Line cooks flip jumbo-size hamburger patties and anoint slices of toasted Wonder Bread with heaping scoops of house-made fish spread
St. Petersburg’s population has experienced significant growth in the years following the COVID-19 pandemic. Young remote workers looking for a change of scenery relocated to Tampa Bay from cities like New York City and Chicago, drawn by its warm weather and year-round beach access. Between 2020 and 2024, nearly 25 percent of relocating Americans moved to Florida, almost half of them settling in the Tampa Bay region. To those of us who remember the St. Petersburg of two decades ago, the development that has occurred as a result can be observed everywhere you look. What was once an independent bookstore is now a bustling craft brewery surrounded by high-rise apartment buildings. A quiet block of Central Avenue is now home to a Sweetgreen.

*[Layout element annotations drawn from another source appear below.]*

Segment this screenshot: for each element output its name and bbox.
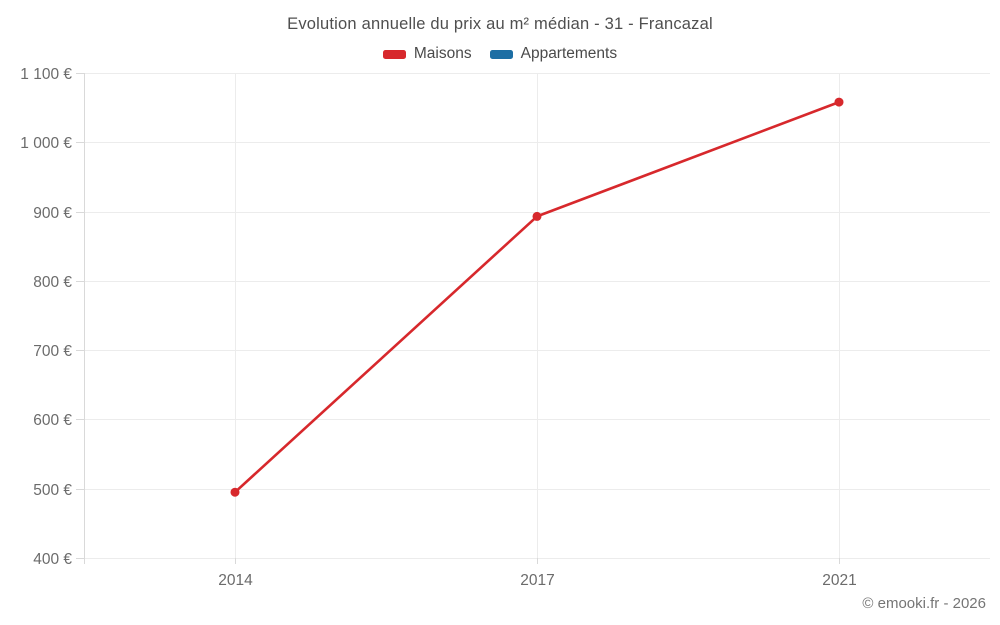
- y-tick-label: 800 €: [33, 274, 72, 291]
- chart-legend: Maisons Appartements: [0, 45, 1000, 63]
- legend-item-maisons[interactable]: Maisons: [382, 45, 472, 63]
- y-tick-label: 400 €: [33, 551, 72, 568]
- data-point[interactable]: [230, 487, 240, 497]
- data-point[interactable]: [532, 211, 542, 221]
- x-tick-label: 2017: [520, 572, 554, 589]
- copyright-text: © emooki.fr - 2026: [862, 595, 986, 612]
- legend-swatch-icon: [382, 49, 406, 59]
- y-tick-label: 500 €: [33, 482, 72, 499]
- y-tick-label: 1 100 €: [20, 66, 72, 83]
- legend-item-appartements[interactable]: Appartements: [489, 45, 618, 63]
- chart-title: Evolution annuelle du prix au m² médian …: [287, 15, 713, 33]
- x-tick-label: 2014: [218, 572, 253, 589]
- y-tick-label: 900 €: [33, 205, 72, 222]
- legend-label: Maisons: [413, 45, 472, 62]
- legend-label: Appartements: [520, 45, 618, 62]
- data-point[interactable]: [834, 97, 844, 107]
- legend-swatch-icon: [489, 49, 513, 59]
- y-tick-label: 700 €: [33, 343, 72, 360]
- x-tick-label: 2021: [822, 572, 856, 589]
- y-tick-label: 1 000 €: [20, 135, 72, 152]
- y-tick-label: 600 €: [33, 412, 72, 429]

“When I was in high school, people would go to Tampa or Ybor City to go to bars or restaurants, and now I feel like the inverse is happening,” reflects Lisa Finegold, a New York–based actor who moved to St. Petersburg as a high school student in the early 2000s. At that time, the small downtown punk scene offered her a community in which to express teenage angst and individuality, but these days, the same sidewalks where she spent late weeknight evenings with friends seem to boast far more Vineyard Vines than Doc Martens. “I hope that St. Pete never loses its weird local vibe, but I can feel it slipping, which is scary.”
To many, dining institutions that have stood the test of time like Ted Peters are a window into a Florida that is increasingly shadowed by a growing South Beach influence: old Florida, before the tech bros and salad chains.
“Ted Peters is so classically Florida, in the sense that you might be going there on your way home from the beach, but it’s not a tropical spot. There are no palm trees. There’s no Ritz,” says Margot Ash, a longtime St. Petersburg resident. “It feels like it’s preserving the spirit of the place we grew up.”
This past fall, hurricanes Milton and Helene ravaged the Gulf Coast beaches in an unprecedented way. Ted Peters was not left untouched. The restaurant experienced significant flooding, losing refrigerators as well as priceless memorabilia, like letters from celebrities and politicians who had frequented the restaurant, and a gun case owned by the outdoorsman Eddie Bauer, a family heirloom. Still, the staff recovered quickly, and the restaurant was back open for business within days.
The home I grew up in off Treasure Island Beach took on over half a foot of floodwater in the storm. The morning after, my mom sent me photos of the flood line in my childhood bedroom and of our furniture in a pile on the street, echoed by rows and rows of my neighbors’ mattresses and refrigerators tangled up across from them.
Walking into the house for the first time two months later, the walls had been gutted, and the floors had been scrubbed ten times over. Hungry for some semblance of normalcy, I got back in the car and started driving. Turning left onto Pasadena Avenue, I rolled down the windows, the smell of Florida red oak and mackerel wafting through my window like it always has.